The principal significance of MMOral-Bench lies in making dental multimodal evaluation clinically specific. The benchmark is not a generic medical VQA set; it operationalizes tooth-level localization, pathology recognition, historical treatment interpretation, jawbone analysis, and integrative summary/recommendation generation in the domain of panoramic dental radiography (Hao et al., 11 Sep 2025). Later extensions preserve this orientation while widening the modality range to intraoral photographs, periapical radiographs, cephalometric radiographs, pathological images, videos, and interleaved image-text treatment planning cases (Hao et al., 27 Nov 2025).

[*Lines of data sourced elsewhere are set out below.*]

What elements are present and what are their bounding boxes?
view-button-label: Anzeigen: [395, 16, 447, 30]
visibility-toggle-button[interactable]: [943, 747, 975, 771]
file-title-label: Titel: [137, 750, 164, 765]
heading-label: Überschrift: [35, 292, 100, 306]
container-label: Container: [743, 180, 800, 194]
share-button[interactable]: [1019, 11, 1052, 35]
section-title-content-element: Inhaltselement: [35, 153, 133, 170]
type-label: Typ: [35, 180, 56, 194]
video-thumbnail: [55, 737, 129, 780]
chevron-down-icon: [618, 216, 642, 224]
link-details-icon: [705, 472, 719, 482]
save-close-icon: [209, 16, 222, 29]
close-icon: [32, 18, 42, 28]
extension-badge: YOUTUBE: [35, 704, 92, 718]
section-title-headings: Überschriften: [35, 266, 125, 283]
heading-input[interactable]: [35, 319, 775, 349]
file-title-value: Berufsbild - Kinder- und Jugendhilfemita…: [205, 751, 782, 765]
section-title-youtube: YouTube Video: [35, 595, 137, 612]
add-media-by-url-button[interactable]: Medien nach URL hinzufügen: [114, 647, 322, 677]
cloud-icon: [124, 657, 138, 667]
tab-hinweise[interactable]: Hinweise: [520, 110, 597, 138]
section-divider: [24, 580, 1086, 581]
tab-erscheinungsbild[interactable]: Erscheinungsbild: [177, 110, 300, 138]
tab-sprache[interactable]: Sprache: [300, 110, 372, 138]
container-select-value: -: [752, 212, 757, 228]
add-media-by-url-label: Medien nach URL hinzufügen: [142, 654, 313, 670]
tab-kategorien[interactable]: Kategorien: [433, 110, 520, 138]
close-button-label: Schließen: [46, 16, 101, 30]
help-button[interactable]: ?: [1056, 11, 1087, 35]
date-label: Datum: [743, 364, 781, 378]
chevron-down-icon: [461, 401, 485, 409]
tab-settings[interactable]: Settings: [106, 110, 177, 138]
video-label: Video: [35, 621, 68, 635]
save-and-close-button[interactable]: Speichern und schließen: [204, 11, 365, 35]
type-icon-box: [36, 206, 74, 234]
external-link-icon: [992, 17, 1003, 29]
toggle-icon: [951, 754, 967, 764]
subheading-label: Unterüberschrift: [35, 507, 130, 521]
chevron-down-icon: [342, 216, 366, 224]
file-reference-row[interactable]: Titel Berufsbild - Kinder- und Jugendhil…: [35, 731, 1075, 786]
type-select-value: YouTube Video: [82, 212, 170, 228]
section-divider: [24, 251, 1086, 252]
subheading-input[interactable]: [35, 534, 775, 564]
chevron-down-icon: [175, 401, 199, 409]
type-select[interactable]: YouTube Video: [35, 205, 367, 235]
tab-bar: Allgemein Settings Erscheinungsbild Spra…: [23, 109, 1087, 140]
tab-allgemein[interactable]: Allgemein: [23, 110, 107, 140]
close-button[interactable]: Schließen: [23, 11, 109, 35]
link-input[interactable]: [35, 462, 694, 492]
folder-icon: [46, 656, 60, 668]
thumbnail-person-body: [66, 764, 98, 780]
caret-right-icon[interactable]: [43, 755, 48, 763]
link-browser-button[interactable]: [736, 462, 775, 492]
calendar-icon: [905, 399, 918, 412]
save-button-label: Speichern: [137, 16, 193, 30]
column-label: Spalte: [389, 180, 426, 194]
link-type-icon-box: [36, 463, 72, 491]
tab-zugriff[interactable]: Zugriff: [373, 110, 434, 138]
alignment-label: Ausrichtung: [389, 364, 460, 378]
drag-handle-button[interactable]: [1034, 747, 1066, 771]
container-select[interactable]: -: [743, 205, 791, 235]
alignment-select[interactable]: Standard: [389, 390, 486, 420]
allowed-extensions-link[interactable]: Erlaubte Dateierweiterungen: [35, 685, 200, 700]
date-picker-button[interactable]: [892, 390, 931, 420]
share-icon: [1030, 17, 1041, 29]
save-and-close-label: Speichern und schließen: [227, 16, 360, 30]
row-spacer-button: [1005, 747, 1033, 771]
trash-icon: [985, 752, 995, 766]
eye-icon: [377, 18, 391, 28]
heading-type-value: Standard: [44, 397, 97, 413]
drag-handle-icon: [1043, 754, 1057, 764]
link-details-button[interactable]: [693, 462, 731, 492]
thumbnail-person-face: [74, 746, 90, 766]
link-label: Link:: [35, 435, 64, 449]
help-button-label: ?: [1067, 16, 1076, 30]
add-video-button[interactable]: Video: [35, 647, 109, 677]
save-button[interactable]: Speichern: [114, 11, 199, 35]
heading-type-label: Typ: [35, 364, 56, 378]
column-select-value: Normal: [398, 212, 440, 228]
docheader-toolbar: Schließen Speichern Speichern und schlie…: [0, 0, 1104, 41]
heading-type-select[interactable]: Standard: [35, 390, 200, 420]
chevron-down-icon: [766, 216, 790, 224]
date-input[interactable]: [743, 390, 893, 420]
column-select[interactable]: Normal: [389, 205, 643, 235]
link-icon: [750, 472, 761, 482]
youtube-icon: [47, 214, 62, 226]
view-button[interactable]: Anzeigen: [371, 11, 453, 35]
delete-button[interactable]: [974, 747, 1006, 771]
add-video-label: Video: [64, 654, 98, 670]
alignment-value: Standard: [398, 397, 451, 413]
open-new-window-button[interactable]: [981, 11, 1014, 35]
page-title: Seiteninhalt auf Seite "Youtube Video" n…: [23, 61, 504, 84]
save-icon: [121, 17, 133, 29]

The original benchmark also has clear limitations. It includes only panoramic X-rays and therefore does not test periapical X-rays, intraoral photographs, cephalometric radiographs, CBCT, or MRI (Hao et al., 11 Sep 2025). The paper further notes possible label noise inherited from public datasets used to train the visual specialists, possible geographic/demographic bias, and limited coverage of very rare pathologies (Hao et al., 11 Sep 2025). MMOral-Uni addresses the modality limitation but still contains very small subsets for some tasks, notably 15 treatment-planning cases and 10 video-comprehension cases (Hao et al., 27 Nov 2025).

A recurrent misconception is to treat “MMOral-Bench” as a single fixed artifact across the entire literature. The papers themselves use related but non-identical labels: MMOral-Bench in the original panoramic benchmark paper, MMOral-OPG and MMOral-Uni in OralGPT-Omni, and MMOral-OPG-Bench in DentalGPT (Hao et al., 11 Sep 2025, Hao et al., 27 Nov 2025, Cai et al., 12 Dec 2025). This suggests terminological drift rather than a contradiction in scientific purpose.

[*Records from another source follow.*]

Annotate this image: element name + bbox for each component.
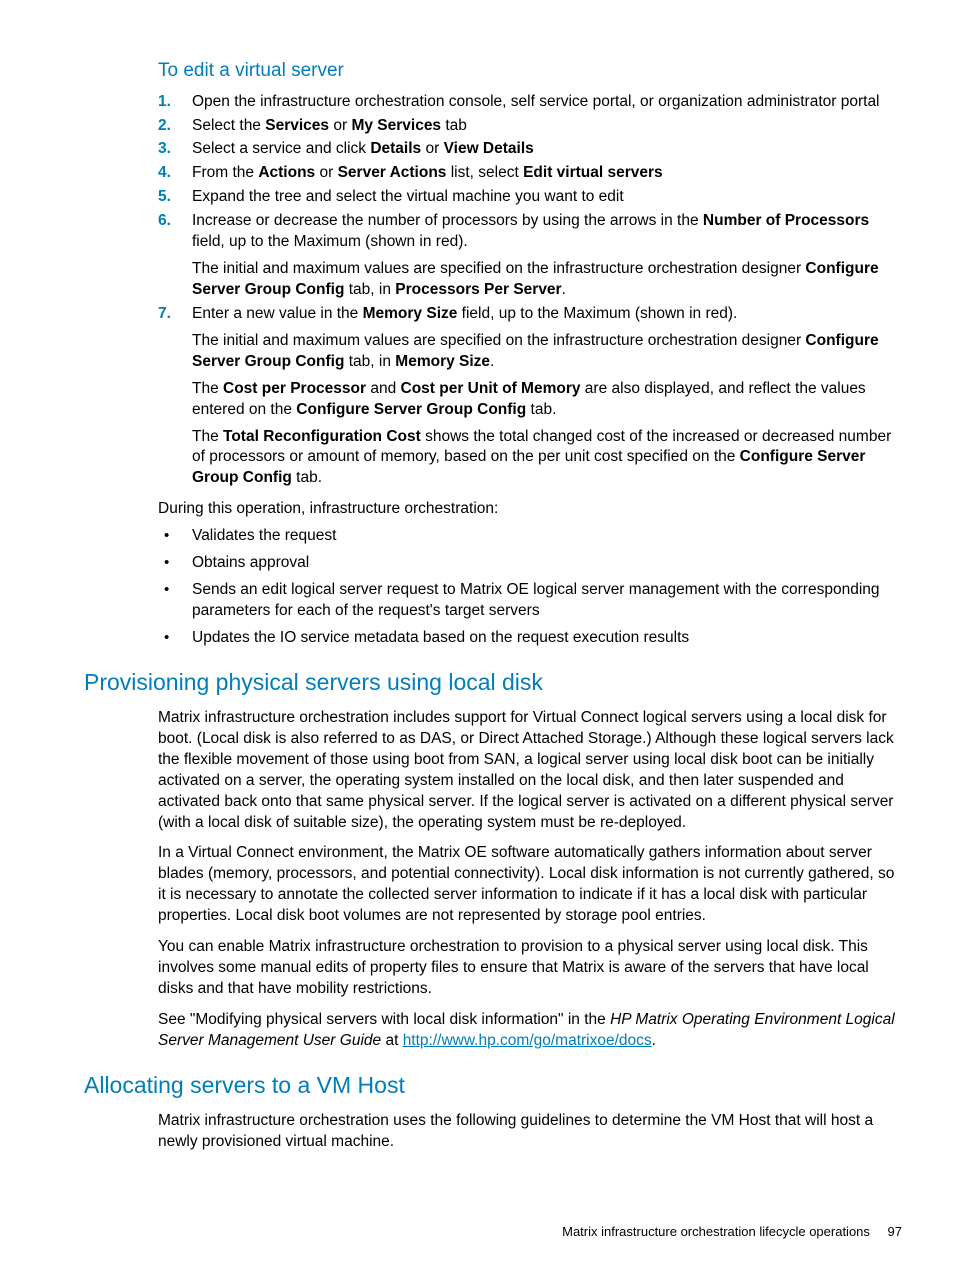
- during-bullets: Validates the request Obtains approval S…: [158, 526, 902, 649]
- step-marker: 2.: [158, 116, 171, 137]
- step-7: 7. Enter a new value in the Memory Size …: [158, 304, 902, 489]
- numbered-steps: 1. Open the infrastructure orchestration…: [158, 92, 902, 490]
- page-footer: Matrix infrastructure orchestration life…: [562, 1223, 902, 1241]
- during-intro: During this operation, infrastructure or…: [158, 499, 902, 520]
- step-paragraph: The Cost per Processor and Cost per Unit…: [192, 379, 902, 421]
- heading-allocating: Allocating servers to a VM Host: [84, 1070, 902, 1101]
- step-text: Enter a new value in the Memory Size fie…: [192, 305, 737, 322]
- paragraph: You can enable Matrix infrastructure orc…: [158, 937, 902, 1000]
- paragraph: Matrix infrastructure orchestration uses…: [158, 1111, 902, 1153]
- paragraph: See "Modifying physical servers with loc…: [158, 1010, 902, 1052]
- step-3: 3. Select a service and click Details or…: [158, 139, 902, 160]
- paragraph: Matrix infrastructure orchestration incl…: [158, 708, 902, 834]
- step-marker: 3.: [158, 139, 171, 160]
- step-marker: 4.: [158, 163, 171, 184]
- step-text: Open the infrastructure orchestration co…: [192, 93, 880, 110]
- step-marker: 1.: [158, 92, 171, 113]
- step-text: Expand the tree and select the virtual m…: [192, 188, 624, 205]
- step-6: 6. Increase or decrease the number of pr…: [158, 211, 902, 301]
- heading-edit-virtual-server: To edit a virtual server: [158, 58, 902, 84]
- docs-link[interactable]: http://www.hp.com/go/matrixoe/docs: [403, 1032, 652, 1049]
- step-marker: 5.: [158, 187, 171, 208]
- step-text: Increase or decrease the number of proce…: [192, 212, 869, 250]
- step-paragraph: The Total Reconfiguration Cost shows the…: [192, 427, 902, 490]
- bullet-item: Validates the request: [158, 526, 902, 547]
- step-marker: 7.: [158, 304, 171, 325]
- step-5: 5. Expand the tree and select the virtua…: [158, 187, 902, 208]
- heading-provisioning: Provisioning physical servers using loca…: [84, 667, 902, 698]
- bullet-item: Updates the IO service metadata based on…: [158, 628, 902, 649]
- step-4: 4. From the Actions or Server Actions li…: [158, 163, 902, 184]
- document-page: To edit a virtual server 1. Open the inf…: [0, 0, 954, 1271]
- paragraph: In a Virtual Connect environment, the Ma…: [158, 843, 902, 927]
- step-text: Select a service and click Details or Vi…: [192, 140, 534, 157]
- step-marker: 6.: [158, 211, 171, 232]
- footer-text: Matrix infrastructure orchestration life…: [562, 1224, 870, 1239]
- page-number: 97: [888, 1224, 902, 1239]
- step-text: Select the Services or My Services tab: [192, 117, 467, 134]
- step-paragraph: The initial and maximum values are speci…: [192, 259, 902, 301]
- step-2: 2. Select the Services or My Services ta…: [158, 116, 902, 137]
- step-text: From the Actions or Server Actions list,…: [192, 164, 663, 181]
- step-paragraph: The initial and maximum values are speci…: [192, 331, 902, 373]
- step-1: 1. Open the infrastructure orchestration…: [158, 92, 902, 113]
- bullet-item: Sends an edit logical server request to …: [158, 580, 902, 622]
- bullet-item: Obtains approval: [158, 553, 902, 574]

The broader dental MLLM ecosystem has also produced adjacent benchmark efforts that move beyond the MMOral naming line. OralMLLM-Bench evaluates 27 clinically grounded tasks across periapical, panoramic, and lateral cephalometric radiographs using the cognitive categories perception, comprehension, prediction, and decision-making, with 3,820 clinician assessments and explicit metrics such as Balanced Accuracy, PCAS, and CRA (Wang et al., 2 May 2026). COde presents “a benchmark multimodal oro-dental dataset for large vision-LLMs,” comprising 8,775 dental checkups from 4,800 patients, with 50,000 intraoral images, 8,056 radiographs, and rich bilingual clinical text, and defines benchmark tasks for six-class anomaly classification and full diagnostic report generation (Lv et al., 7 Nov 2025). These works indicate that the research agenda inaugurated by MMOral-Bench has expanded from panoramic VQA into broader multimodal oral AI evaluation, but the original MMOral benchmark remains the canonical starting point for dentistry-specific LVLM benchmarking (Hao et al., 11 Sep 2025, Wang et al., 2 May 2026, Lv et al., 7 Nov 2025).